Shareholders may also request information, clarifications or ask questions in writing about the information accessible to the public that has been provided by the company to the National Securities Market Commission and the auditor’s report since the last General Meeting was held, i.e. since 8 July 2022. The Board of Directors must provide the shareholders with the information requested, unless in the Chairman’s opinion it would be detrimental to the company’s interests. This exception shall not apply if the request is supported by shareholders representing at least twenty-five per cent of the share capital. In the event that the information requested cannot be provided at the general meeting itself, and if such information cannot be refused, the directors shall be obliged to provide such information in writing within seven days of the end of the meeting.

Shareholders may also examine at the registered office and obtain immediately and free of charge the documentation relating to the items on the agenda to be submitted for their consideration. Furthermore, the aforementioned documents shall be accessible telematically via the company’s website (www.grupourbas.com), as well as requesting the company to deliver or send all these documents and information free of charge and immediately in the cases and under the terms established by law, and especially with regard to agenda items 1, 2, 3, 5 and 6.

Shareholders holding at least 50 shares in the company may attend the General Meeting provided that they are registered in the corresponding book-entry register five days prior to the date of the General Meeting, which they may prove by means of the appropriate attendance card or certificate issued by one of the entities legally authorised to do so. They may also grant a proxy to another shareholder entitled to attend. Shareholders who do not hold sufficient shares to attend the General Meeting may group them with those of other shareholders in the same situation until the required minimum is reached, appointing a proxy. The grouping must be accredited in writing signed by all the shareholders grouped together, especially for each Meeting, appointing the person to represent them and showing the attendance and proxy cards referred to in the following paragraph, completed, for the purpose of conferring representation.

They may also make use of their right to participate in the general meeting and vote on the proposals on items on the agenda of the general meeting, exercised directly by the shareholder by post, e-mail or any other means of remote communication.

Shareholders who do not attend this General Shareholders’ Meeting may be represented by another person, complying with the requirements and formalities required by the Articles of Association and current legislation. Voting rights, as well as any other rights to which shareholders may be entitled, shall be exercised in accordance with the provisions of the Articles of Association and, in the absence thereof, with the provisions of the Capital Companies Act.
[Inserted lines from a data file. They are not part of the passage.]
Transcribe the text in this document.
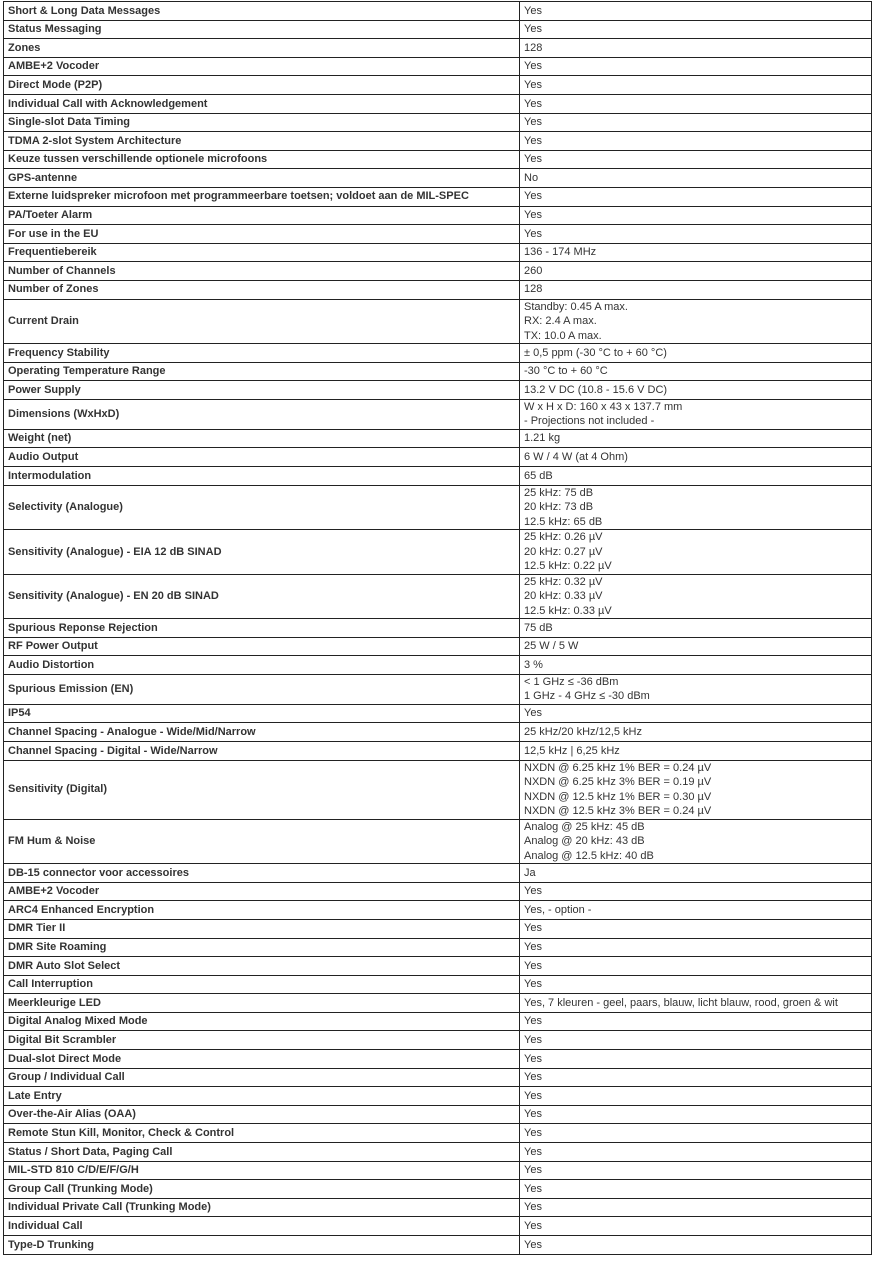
Short & Long Data Messages	Yes

Status Messaging	Yes

Zones	128

AMBE+2 Vocoder	Yes

Direct Mode (P2P)	Yes

Individual Call with Acknowledgement	Yes

Single-slot Data Timing	Yes

TDMA 2-slot System Architecture	Yes

Keuze tussen verschillende optionele microfoons	Yes

GPS-antenne	No

Externe luidspreker microfoon met programmeerbare toetsen; voldoet aan de MIL-SPEC	Yes

PA/Toeter Alarm	Yes

For use in the EU	Yes

Frequentiebereik	136 - 174 MHz

Number of Channels	260

Number of Zones	128

Current Drain	Standby: 0.45 A max.
RX: 2.4 A max.
TX: 10.0 A max.

Frequency Stability	± 0,5 ppm (-30 °C to + 60 °C)

Operating Temperature Range	-30 °C to + 60 °C

Power Supply	13.2 V DC (10.8 - 15.6 V DC)

Dimensions (WxHxD)	W x H x D: 160 x 43 x 137.7 mm
- Projections not included -

Weight (net)	1.21 kg

Audio Output	6 W / 4 W (at 4 Ohm)

Intermodulation	65 dB

Selectivity (Analogue)	25 kHz: 75 dB
20 kHz: 73 dB
12.5 kHz: 65 dB

Sensitivity (Analogue) - EIA 12 dB SINAD	25 kHz: 0.26 µV
20 kHz: 0.27 µV
12.5 kHz: 0.22 µV

Sensitivity (Analogue) - EN 20 dB SINAD	25 kHz: 0.32 µV
20 kHz: 0.33 µV
12.5 kHz: 0.33 µV

Spurious Reponse Rejection	75 dB

RF Power Output	25 W / 5 W

Audio Distortion	3 %

Spurious Emission (EN)	< 1 GHz ≤ -36 dBm
1 GHz - 4 GHz ≤ -30 dBm

IP54	Yes

Channel Spacing - Analogue - Wide/Mid/Narrow	25 kHz/20 kHz/12,5 kHz

Channel Spacing - Digital - Wide/Narrow	12,5 kHz | 6,25 kHz

Sensitivity (Digital)	NXDN @ 6.25 kHz 1% BER = 0.24 µV
NXDN @ 6.25 kHz 3% BER = 0.19 µV
NXDN @ 12.5 kHz 1% BER = 0.30 µV
NXDN @ 12.5 kHz 3% BER = 0.24 µV

FM Hum & Noise	Analog @ 25 kHz: 45 dB
Analog @ 20 kHz: 43 dB
Analog @ 12.5 kHz: 40 dB

DB-15 connector voor accessoires	Ja

AMBE+2 Vocoder	Yes

ARC4 Enhanced Encryption	Yes, - option -

DMR Tier II	Yes

DMR Site Roaming	Yes

DMR Auto Slot Select	Yes

Call Interruption	Yes

Meerkleurige LED	Yes, 7 kleuren - geel, paars, blauw, licht blauw, rood, groen & wit

Digital Analog Mixed Mode	Yes

Digital Bit Scrambler	Yes

Dual-slot Direct Mode	Yes

Group / Individual Call	Yes

Late Entry	Yes

Over-the-Air Alias (OAA)	Yes

Remote Stun Kill, Monitor, Check & Control	Yes

Status / Short Data, Paging Call	Yes

MIL-STD 810 C/D/E/F/G/H	Yes

Group Call (Trunking Mode)	Yes

Individual Private Call (Trunking Mode)	Yes

Individual Call	Yes

Type-D Trunking	Yes
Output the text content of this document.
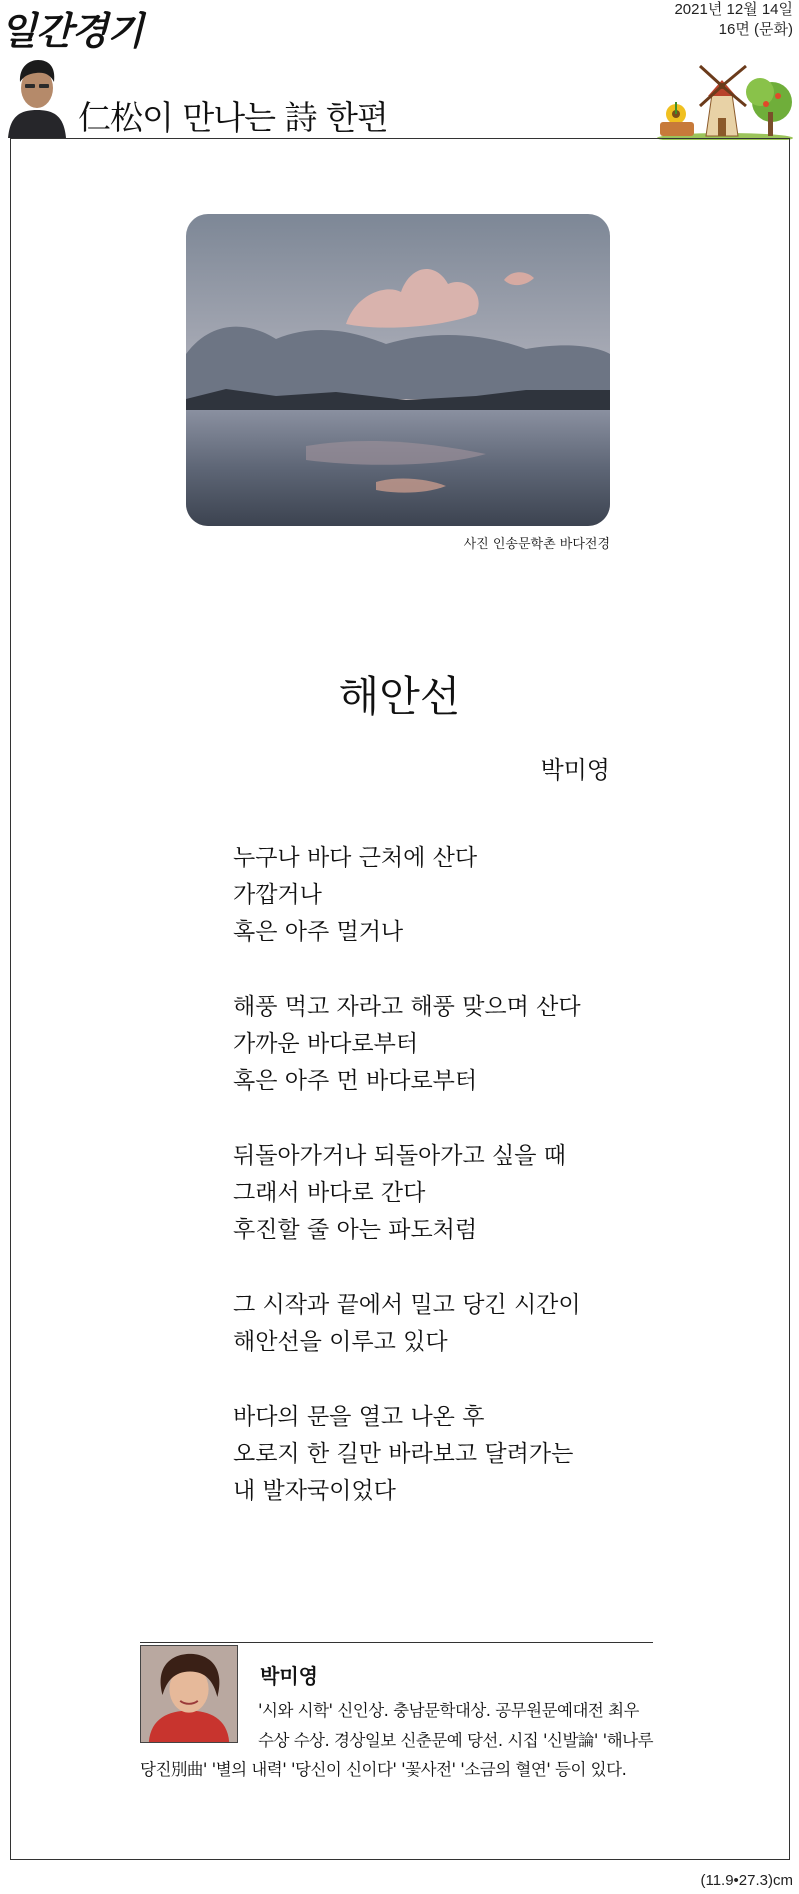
일간경기	2021년 12월 14일
16면 (문화)
仁松이 만나는 詩 한편
사진 인송문학촌 바다전경
해안선
박미영
누구나 바다 근처에 산다
가깝거나
혹은 아주 멀거나
해풍 먹고 자라고 해풍 맞으며 산다
가까운 바다로부터
혹은 아주 먼 바다로부터
뒤돌아가거나 되돌아가고 싶을 때
그래서 바다로 간다
후진할 줄 아는 파도처럼
그 시작과 끝에서 밀고 당긴 시간이
해안선을 이루고 있다
바다의 문을 열고 나온 후
오로지 한 길만 바라보고 달려가는
내 발자국이었다
박미영
'시와 시학' 신인상. 충남문학대상. 공무원문예대전 최우
수상 수상. 경상일보 신춘문예 당선. 시집 '신발論' '해나루
당진別曲' '별의 내력' '당신이 신이다' '꽃사전' '소금의 혈연' 등이 있다.
(11.9•27.3)cm
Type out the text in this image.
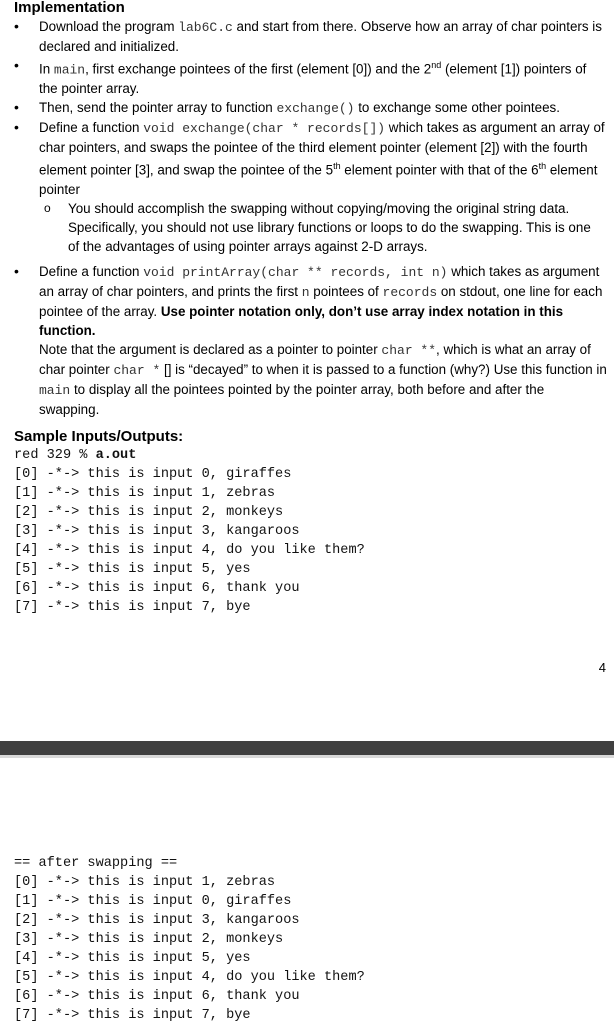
Implementation
• Download the program lab6C.c and start from there. Observe how an array of char pointers is declared and initialized.
• In main, first exchange pointees of the first (element [0]) and the 2nd (element [1]) pointers of the pointer array.
• Then, send the pointer array to function exchange() to exchange some other pointees.
• Define a function void exchange(char * records[]) which takes as argument an array of char pointers, and swaps the pointee of the third element pointer (element [2]) with the fourth element pointer [3], and swap the pointee of the 5th element pointer with that of the 6th element pointer
o You should accomplish the swapping without copying/moving the original string data. Specifically, you should not use library functions or loops to do the swapping. This is one of the advantages of using pointer arrays against 2-D arrays.
• Define a function void printArray(char ** records, int n) which takes as argument an array of char pointers, and prints the first n pointees of records on stdout, one line for each pointee of the array. Use pointer notation only, don’t use array index notation in this function.
Note that the argument is declared as a pointer to pointer char **, which is what an array of char pointer char * [] is “decayed” to when it is passed to a function (why?) Use this function in main to display all the pointees pointed by the pointer array, both before and after the swapping.
Sample Inputs/Outputs:
red 329 % a.out
[0] -*-> this is input 0, giraffes
[1] -*-> this is input 1, zebras
[2] -*-> this is input 2, monkeys
[3] -*-> this is input 3, kangaroos
[4] -*-> this is input 4, do you like them?
[5] -*-> this is input 5, yes
[6] -*-> this is input 6, thank you
[7] -*-> this is input 7, bye
4
== after swapping ==
[0] -*-> this is input 1, zebras
[1] -*-> this is input 0, giraffes
[2] -*-> this is input 3, kangaroos
[3] -*-> this is input 2, monkeys
[4] -*-> this is input 5, yes
[5] -*-> this is input 4, do you like them?
[6] -*-> this is input 6, thank you
[7] -*-> this is input 7, bye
In order to be valid, proxies granted by any permitted remote means must be received by post by the Company at least two days prior to the date of the General Meeting on first call, i.e. before midnight on 2 August 2022. Otherwise, the proxy shall be deemed not to have been granted and the vote shall be deemed not to have been cast.

The company has made available to shareholders on the company’s website (www.grupourbas.com) the forms to be used for proxy and remote voting, as well as the necessary instructions for their correct completion and submission to the company.

Pursuant to Art. 514 et seq. of the Capital Companies Act, the company shall guarantee equal treatment of all shareholders in the same position with regard to information, participation and the exercise of voting rights at the general meeting.

Likewise, and in compliance with article 528.2 of the Capital Companies Act, an Electronic Shareholders’ Forum has been set up on the company’s website (www.grupourbas.com), in order to facilitate communication between shareholders prior to the General Meeting.

In Madrid on 3 July 2023.

Non-Director Vice-Secretary of the Board of Directors of Urbas Grupo Financiero S.A.